Silvia Campeau, a Romanian-born attorney specialising in commercial and other fields of law, said that when she first heard of the plan for a referendum, she asked: “Do the British people realise how much it [Brexit] will affect them from the financial point of view? I am thinking of the price of every single item you are importing into the UK. Let us not forget that Britain is a trader and not a producer.”
Right now, prices were at a certain level because of the membership of the EU. “I think British people should think with their wallet, ” she declared.
British people who were worried about the state of society should examine what was wrong internally, rather than simply blame the outside world. She believed that frustration stemmed from the “weak” attitude of the nation’s leaders within the EU.

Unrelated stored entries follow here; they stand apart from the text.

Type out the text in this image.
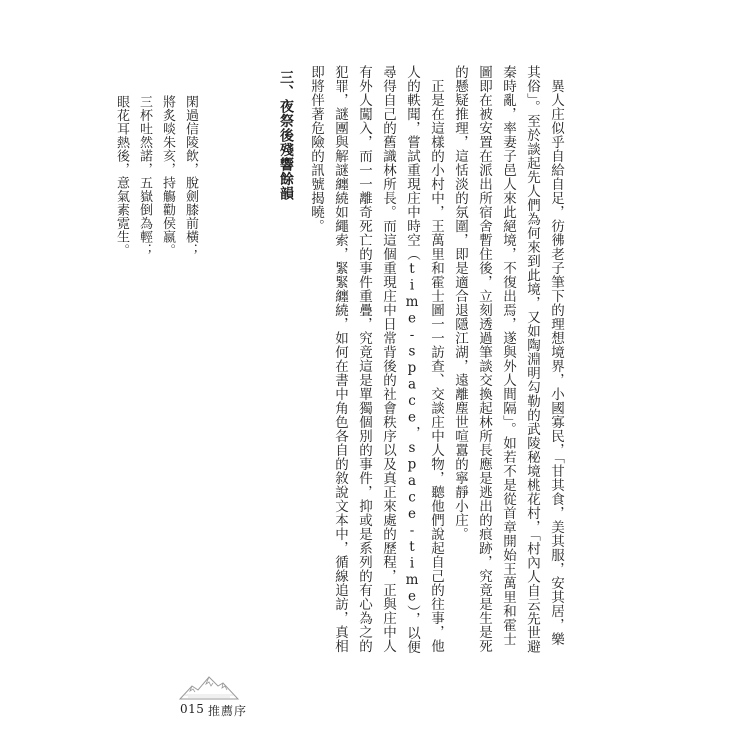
異人庄似乎自給自足，彷彿老子筆下的理想境界，小國寡民，「甘其食，美其服，安其居，樂其俗」。至於談起先人們為何來到此境，又如陶淵明勾勒的武陵秘境桃花村，「村內人自云先世避秦時亂，率妻子邑人來此絕境，不復出焉，遂與外人間隔」。如若不是從首章開始王萬里和霍士圖即在被安置在派出所宿舍暫住後，立刻透過筆談交換起林所長應是逃出的痕跡，究竟是生是死的懸疑推理，這恬淡的氛圍，即是適合退隱江湖，遠離塵世喧囂的寧靜小庄。

正是在這樣的小村中，王萬里和霍士圖一一訪查、交談庄中人物，聽他們說起自己的往事，他人的軼聞，嘗試重現庄中時空（time-space，space-time），以便尋得自己的舊識林所長。而這個重現庄中日常背後的社會秩序以及真正來處的歷程，正與庄中人有外人闖入，而一一離奇死亡的事件重疊，究竟這是單獨個別的事件，抑或是系列的有心為之的犯罪，謎團與解謎纏繞如繩索，緊緊纏繞，如何在書中角色各自的敘說文本中，循線追訪，真相即將伴著危險的訊號揭曉。

三、夜祭後殘響餘韻
閑過信陵飲，脫劍膝前橫；
將炙啖朱亥，持觴勸侯嬴。
三杯吐然諾，五嶽倒為輕；
眼花耳熱後，意氣素霓生。
015 推薦序
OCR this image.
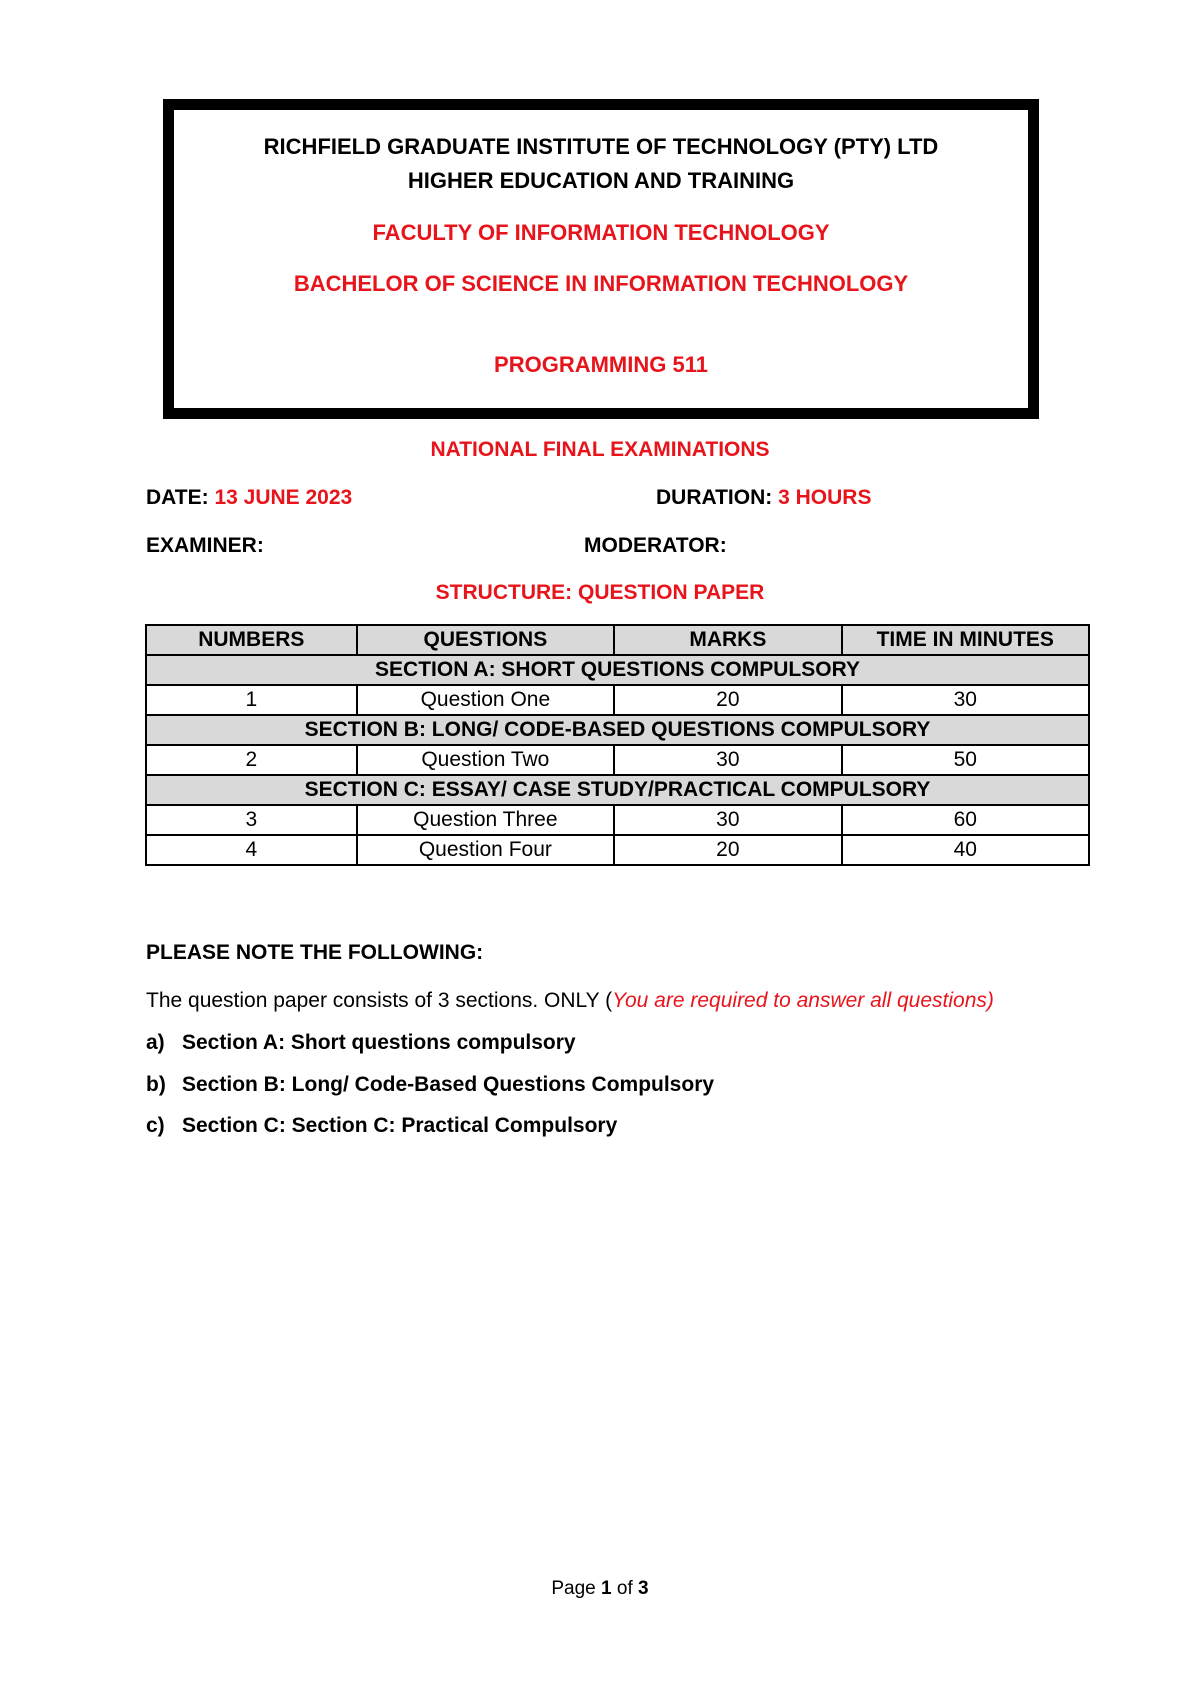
RICHFIELD GRADUATE INSTITUTE OF TECHNOLOGY (PTY) LTD
HIGHER EDUCATION AND TRAINING
FACULTY OF INFORMATION TECHNOLOGY
BACHELOR OF SCIENCE IN INFORMATION TECHNOLOGY
PROGRAMMING 511
NATIONAL FINAL EXAMINATIONS
DATE: 13 JUNE 2023	DURATION: 3 HOURS
EXAMINER:	MODERATOR:
STRUCTURE: QUESTION PAPER
NUMBERS	QUESTIONS	MARKS	TIME IN MINUTES
SECTION A: SHORT QUESTIONS COMPULSORY			
1	Question One	20	30
SECTION B: LONG/ CODE-BASED QUESTIONS COMPULSORY			
2	Question Two	30	50
SECTION C: ESSAY/ CASE STUDY/PRACTICAL COMPULSORY			
3	Question Three	30	60
4	Question Four	20	40
PLEASE NOTE THE FOLLOWING:
The question paper consists of 3 sections. ONLY (You are required to answer all questions)
a) Section A: Short questions compulsory
b) Section B: Long/ Code-Based Questions Compulsory
c) Section C: Section C: Practical Compulsory
Page 1 of 3
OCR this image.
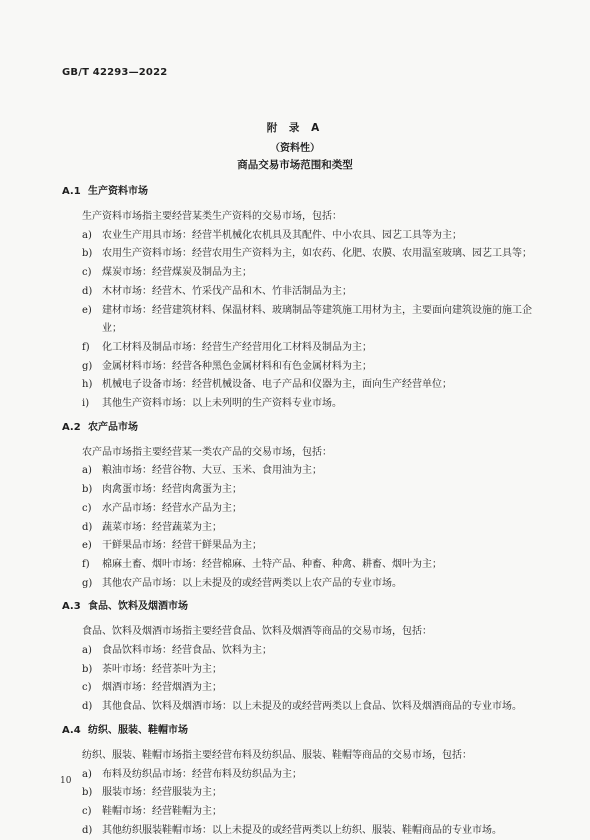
GB/T 42293—2022
附 录 A
（资料性）
商品交易市场范围和类型
A.1 生产资料市场
生产资料市场指主要经营某类生产资料的交易市场，包括：
a) 农业生产用具市场：经营半机械化农机具及其配件、中小农具、园艺工具等为主；
b) 农用生产资料市场：经营农用生产资料为主，如农药、化肥、农膜、农用温室玻璃、园艺工具等；
c) 煤炭市场：经营煤炭及制品为主；
d) 木材市场：经营木、竹采伐产品和木、竹非活制品为主；
e) 建材市场：经营建筑材料、保温材料、玻璃制品等建筑施工用材为主，主要面向建筑设施的施工企业；
f) 化工材料及制品市场：经营生产经营用化工材料及制品为主；
g) 金属材料市场：经营各种黑色金属材料和有色金属材料为主；
h) 机械电子设备市场：经营机械设备、电子产品和仪器为主，面向生产经营单位；
i) 其他生产资料市场：以上未列明的生产资料专业市场。
A.2 农产品市场
农产品市场指主要经营某一类农产品的交易市场，包括：
a) 粮油市场：经营谷物、大豆、玉米、食用油为主；
b) 肉禽蛋市场：经营肉禽蛋为主；
c) 水产品市场：经营水产品为主；
d) 蔬菜市场：经营蔬菜为主；
e) 干鲜果品市场：经营干鲜果品为主；
f) 棉麻土畜、烟叶市场：经营棉麻、土特产品、种畜、种禽、耕畜、烟叶为主；
g) 其他农产品市场：以上未提及的或经营两类以上农产品的专业市场。
A.3 食品、饮料及烟酒市场
食品、饮料及烟酒市场指主要经营食品、饮料及烟酒等商品的交易市场，包括：
a) 食品饮料市场：经营食品、饮料为主；
b) 茶叶市场：经营茶叶为主；
c) 烟酒市场：经营烟酒为主；
d) 其他食品、饮料及烟酒市场：以上未提及的或经营两类以上食品、饮料及烟酒商品的专业市场。
A.4 纺织、服装、鞋帽市场
纺织、服装、鞋帽市场指主要经营布料及纺织品、服装、鞋帽等商品的交易市场，包括：
a) 布料及纺织品市场：经营布料及纺织品为主；
b) 服装市场：经营服装为主；
c) 鞋帽市场：经营鞋帽为主；
d) 其他纺织服装鞋帽市场：以上未提及的或经营两类以上纺织、服装、鞋帽商品的专业市场。
10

Ms Campeanu urged Britain for instance to tighten its checks on migrants, saying that the mere acquisition of a National Insurance number appeared to be sufficient to allow residence. She compared the UK approach unfavourably with that of Romania, where newcomers had to undergo a criminal record check at police stations. “In Romania, ” she added, “it is almost impossible to work without a contract because there are frequent checks on businesses, with harsh enforcement of employment laws.”
Among advantages of being in the EU, said Ms Campeanu, was the “tremendous access to security information.”
Mr Walmsley asked of those entitled to take part in the poll: “Are you going to vote with your heart or your head?”